Et il faut bien admettre que sur tous ces objectifs, BPCE et son agence Havas Paris ont réussi leur coup en investissant un territoire jusqu’alors inexploré : celui de la nouvelle, au sens littéraire du terme ! « Nous avions été frappés de constater qu’à chaque fois qu’un intervenant extérieur participait à notre université d’été, il nous demandait pourquoi nous ne racontions pas plus souvent l’histoire de nos clients », reprend Sylvie Baccialone ! Ainsi est né « L’intrigant Monsieur Langley », une nouvelle de 84 pages. Une œuvre reposant sur une intrigue originale dont le personnage principal n’est pas un banquier, mais Eva, une étudiante de 22 ans. Elle découvre dans sa boîte aux lettres une enveloppe annonçant la visite d’un inconnu, Charles Langley, qui lui donne des rendez-vous énigmatiques. Au fil de leurs rencontres, l’homme guide la jeune femme à travers son passé pour l’inciter à reprendre la suite de son père, un « nez » mythique de l’univers de la parfumerie.
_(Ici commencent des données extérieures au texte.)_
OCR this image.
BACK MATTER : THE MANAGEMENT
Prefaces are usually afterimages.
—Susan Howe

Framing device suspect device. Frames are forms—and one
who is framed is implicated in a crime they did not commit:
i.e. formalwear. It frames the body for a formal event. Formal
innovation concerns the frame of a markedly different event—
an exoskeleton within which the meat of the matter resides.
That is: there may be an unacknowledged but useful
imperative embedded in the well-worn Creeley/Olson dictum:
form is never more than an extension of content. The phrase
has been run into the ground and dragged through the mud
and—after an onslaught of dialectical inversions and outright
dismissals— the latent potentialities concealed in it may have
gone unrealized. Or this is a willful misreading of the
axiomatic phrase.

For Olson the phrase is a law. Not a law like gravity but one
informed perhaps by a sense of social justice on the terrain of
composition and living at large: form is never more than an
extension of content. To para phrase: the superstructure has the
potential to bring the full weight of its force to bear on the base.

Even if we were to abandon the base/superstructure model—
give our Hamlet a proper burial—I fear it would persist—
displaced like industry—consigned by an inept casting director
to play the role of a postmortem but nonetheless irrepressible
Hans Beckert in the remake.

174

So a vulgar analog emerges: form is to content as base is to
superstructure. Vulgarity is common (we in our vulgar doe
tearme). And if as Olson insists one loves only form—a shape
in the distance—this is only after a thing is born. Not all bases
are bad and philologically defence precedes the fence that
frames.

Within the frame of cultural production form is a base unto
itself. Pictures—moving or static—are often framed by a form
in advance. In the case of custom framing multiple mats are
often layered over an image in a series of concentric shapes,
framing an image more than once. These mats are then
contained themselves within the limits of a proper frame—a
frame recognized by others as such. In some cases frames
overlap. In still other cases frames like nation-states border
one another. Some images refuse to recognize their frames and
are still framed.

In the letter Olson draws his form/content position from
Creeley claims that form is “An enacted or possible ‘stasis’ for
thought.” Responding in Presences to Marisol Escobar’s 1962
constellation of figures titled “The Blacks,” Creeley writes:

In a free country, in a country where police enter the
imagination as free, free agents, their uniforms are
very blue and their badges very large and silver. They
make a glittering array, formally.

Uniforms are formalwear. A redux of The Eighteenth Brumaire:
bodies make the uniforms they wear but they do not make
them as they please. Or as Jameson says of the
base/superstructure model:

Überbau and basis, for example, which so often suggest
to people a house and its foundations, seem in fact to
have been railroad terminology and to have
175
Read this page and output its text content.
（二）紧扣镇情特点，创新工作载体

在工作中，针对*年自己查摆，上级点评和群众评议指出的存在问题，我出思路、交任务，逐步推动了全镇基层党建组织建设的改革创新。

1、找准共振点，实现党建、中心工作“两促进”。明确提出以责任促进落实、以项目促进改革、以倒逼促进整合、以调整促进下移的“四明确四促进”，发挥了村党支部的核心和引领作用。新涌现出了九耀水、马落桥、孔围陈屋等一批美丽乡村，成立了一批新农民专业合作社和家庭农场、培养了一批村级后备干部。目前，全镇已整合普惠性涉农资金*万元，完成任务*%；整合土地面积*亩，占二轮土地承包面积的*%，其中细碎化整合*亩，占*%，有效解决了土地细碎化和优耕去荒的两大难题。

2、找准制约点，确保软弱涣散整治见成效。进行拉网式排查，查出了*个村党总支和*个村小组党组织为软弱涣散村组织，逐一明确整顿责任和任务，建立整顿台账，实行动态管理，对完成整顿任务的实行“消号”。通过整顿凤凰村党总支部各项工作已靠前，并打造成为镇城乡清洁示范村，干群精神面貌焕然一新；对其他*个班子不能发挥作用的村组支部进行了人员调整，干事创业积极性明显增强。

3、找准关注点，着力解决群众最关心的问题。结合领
Au cours de l’histoire, des indices permettent aussi à l’héroïne de découvrir les produits et services des banques du groupe qui vont lui permettre de créer son entreprise et de « grandir autrement », promesse du groupe BPCE.

Ateliers olfactifs 

Pour écrire, Havas Paris a fait appel Jean-Pierre Montal, écrivain (Les années Foch en 2015) et éditeur (Rue Fromentin), avec lequel elle travaille régulièrement : « Il cochait beaucoup de cases, dont celle de métaboliser de la matière institutionnelle, explique Olivier Sere, vice-président d’Havas Paris. Nous lui avons simplement transmis une liste d’événements marquants et d’innovations du groupe BPCE en 2016 autour desquels il a pu construire son histoire. » Éditée à 45 000 exemplaires dans un format hors normes de 18x25,5cm - inférieur au format américain traditionnellement utilisé pour les rapports d’activité – la nouvelle comprend deux tomes : le premier « L’intrigant Monsieur Langley », passant en revue tous les événements marquants du groupes, le second pour valoriser « Les banques qui ont aidé Eva à grandir autrement » présentant les profils et actualités. Elle a été diffusée aux collaborateurs à travers un dispositif événementiel (teaser vidéo sur l’intranet, covering et ateliers olfactifs dans l’atrium du siège) ainsi qu’aux publics habituels (actionnaires, analystes…), mais aussi aux abonnés par portage du quotidien Les Échos (15 000 ex.), dans les lounges Air France (10 000 ex.) et via le numérique et les réseaux sociaux. « Elle est aujourd’hui accessible à tous nos publics, se félicite Sylvie Baccialone. Les retours ont été très positifs, nous avons même enregistré une cinquantaine de commandes spontanées. Même si nous ne savons pas encore précisément ce que sera la suite, ce rapport nous confirme la pertinence des critères de surprise, d’innovation et de création de contenus intéressants au-delà de la seule information sur l’entreprise. »

 

«Mixer réalité et fiction»

OLIVIER SERE, vice-président d’Havas Paris

Notre brief était de trouver un objet différent pour présenter l’activité du groupe en travaillant autour d’une œuvre d’Edward Hopper. Nous sommes partis du fait que ses tableaux représentaient toujours un moment d’une histoire, dont on peut imaginer l’avant et l’après. Un moment d’une narration. Hopper a donc fortement influencé la création. Pour illustrer la nouvelle, nous avons fait appel à deux dessinateurs - Karolis Strautniekas et Yann Le Bec - travaillant sur la base de photos pour mixer réalité et fiction, et rythmer la lecture. Dans un premier temps, les illustrateurs se sont appuyés sur une trame fine de la narration - l’intrigue et le synopsis de la nouvelle – pour proposer une série de roughs [ébauches, esquisses] assez aboutis. Une fois ces éléments validés, tous ont pu achever leur travail avec beaucoup de liberté.